Apr
8
5:00pm
Taming Eagles: Disarming the Luftwaffe, 1945-1948
By RAF Museum
In this virtual lecture Chris Rogers will explore the RAF air disarmament wings in Germany between 1945–1948
This free lecture is part of the RAF Museum's Research Lecture Programme. If you would like to support the RAF Museum, you can make a donation at: https://support.rafmuseum.org/Donate-Now
Talk Outline
In the closing months of the Second World, anticipating the inevitable Allied victory, the RAF formed ten Air Disarmament Wings to dismantle the Luftwaffe’s aircraft, ordnance and equipment. Nearly 3,000 airmen travelled to Germany in over 400 vehicles to accomplish this, embedding themselves in a country under occupation yet still fatally unsafe and carrying out their tasks in the face of passive and active resistance.
The breadth and complexity of this effort is illustrated by focussing on one of these units, No.8401 Wing, which covered Hamburg and the Baltic coast and thus the classified Erprobungsstelle or proving ground at Travemünde-Priwall, a district of Lübeck.

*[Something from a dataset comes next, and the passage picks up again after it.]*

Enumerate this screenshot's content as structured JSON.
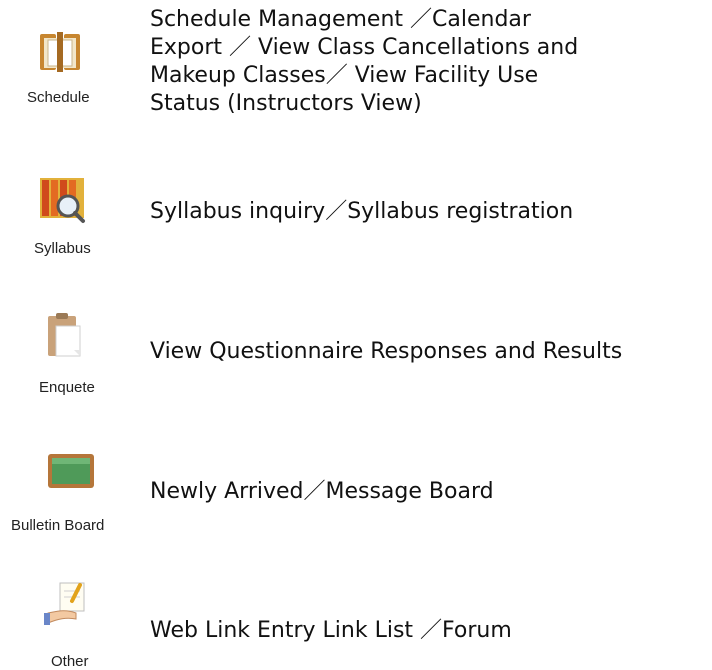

A thriving international civil aviation hub before militarisation, the coastal base hosted the competitive evaluation of the new Me 109 and developed all of the Kriegsmarine’s flying boats and seaplanes throughout the conflict amongst other work. It was seized by a British reconnaissance platoon a day before the first surrender of the European theatre.

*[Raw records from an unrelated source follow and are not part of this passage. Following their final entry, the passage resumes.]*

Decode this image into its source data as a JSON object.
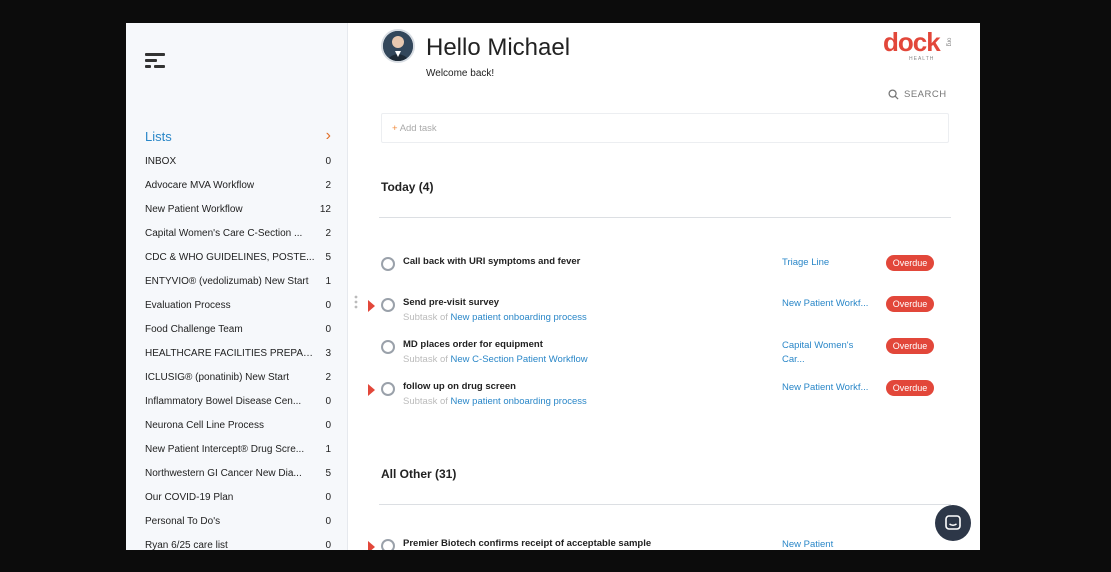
{
  "sidebar": {
    "lists_label": "Lists",
    "items": [
      {
        "name": "INBOX",
        "count": "0"
      },
      {
        "name": "Advocare MVA Workflow",
        "count": "2"
      },
      {
        "name": "New Patient Workflow",
        "count": "12"
      },
      {
        "name": "Capital Women's Care C-Section ...",
        "count": "2"
      },
      {
        "name": "CDC & WHO GUIDELINES, POSTE...",
        "count": "5"
      },
      {
        "name": "ENTYVIO® (vedolizumab) New Start",
        "count": "1"
      },
      {
        "name": "Evaluation Process",
        "count": "0"
      },
      {
        "name": "Food Challenge Team",
        "count": "0"
      },
      {
        "name": "HEALTHCARE FACILITIES PREPAR...",
        "count": "3"
      },
      {
        "name": "ICLUSIG® (ponatinib) New Start",
        "count": "2"
      },
      {
        "name": "Inflammatory Bowel Disease Cen...",
        "count": "0"
      },
      {
        "name": "Neurona Cell Line Process",
        "count": "0"
      },
      {
        "name": "New Patient Intercept® Drug Scre...",
        "count": "1"
      },
      {
        "name": "Northwestern GI Cancer New Dia...",
        "count": "5"
      },
      {
        "name": "Our COVID-19 Plan",
        "count": "0"
      },
      {
        "name": "Personal To Do's",
        "count": "0"
      },
      {
        "name": "Ryan 6/25 care list",
        "count": "0"
      }
    ]
  },
  "header": {
    "greeting": "Hello Michael",
    "welcome": "Welcome back!",
    "logo_text": "dock",
    "logo_sub": "HEALTH",
    "logo_dot": "org",
    "search_label": "SEARCH",
    "add_task_plus": "+",
    "add_task_label": "Add task"
  },
  "sections": {
    "today": "Today (4)",
    "all_other": "All Other (31)"
  },
  "tasks": [
    {
      "title": "Call back with URI symptoms and fever",
      "subtask_prefix": "",
      "subtask_link": "",
      "list": "Triage Line",
      "status": "Overdue",
      "flagged": false
    },
    {
      "title": "Send pre-visit survey",
      "subtask_prefix": "Subtask of",
      "subtask_link": "New patient onboarding process",
      "list": "New Patient Workf...",
      "status": "Overdue",
      "flagged": true
    },
    {
      "title": "MD places order for equipment",
      "subtask_prefix": "Subtask of",
      "subtask_link": "New C-Section Patient Workflow",
      "list": "Capital Women's Car...",
      "status": "Overdue",
      "flagged": false
    },
    {
      "title": "follow up on drug screen",
      "subtask_prefix": "Subtask of",
      "subtask_link": "New patient onboarding process",
      "list": "New Patient Workf...",
      "status": "Overdue",
      "flagged": true
    }
  ],
  "other_tasks": [
    {
      "title": "Premier Biotech confirms receipt of acceptable sample",
      "list": "New Patient",
      "flagged": true
    }
  ],
  "colors": {
    "accent_blue": "#2a87c8",
    "overdue_red": "#e2473a",
    "chevron_orange": "#e0702a"
  },
  "icons": {
    "menu": "menu-icon",
    "search": "search-icon",
    "chat": "chat-icon",
    "chevron": "chevron-right-icon"
  }
}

Oral testimony, historical and personal images and official reports build a picture of the challenges facing the men of No.8401 in the immediate post-hostility period and beyond. They discovered rare and experimental airframes, seized advanced technology, facilitated the interrogation of scientists and military personnel and managed thousands of refugees and displaced persons. Wider geo-political significance comes from their position just a few dozen miles from the agreed line of Soviet control, at the northern tip of what would become the Iron Curtain; the RAF was thus making peace with one enemy just as another began to emerge. Understanding the experience of the air disarmament wings illuminates this little-known role within the service and connects yesterday’s war of global certainty with today’s peace of occasional ambiguity.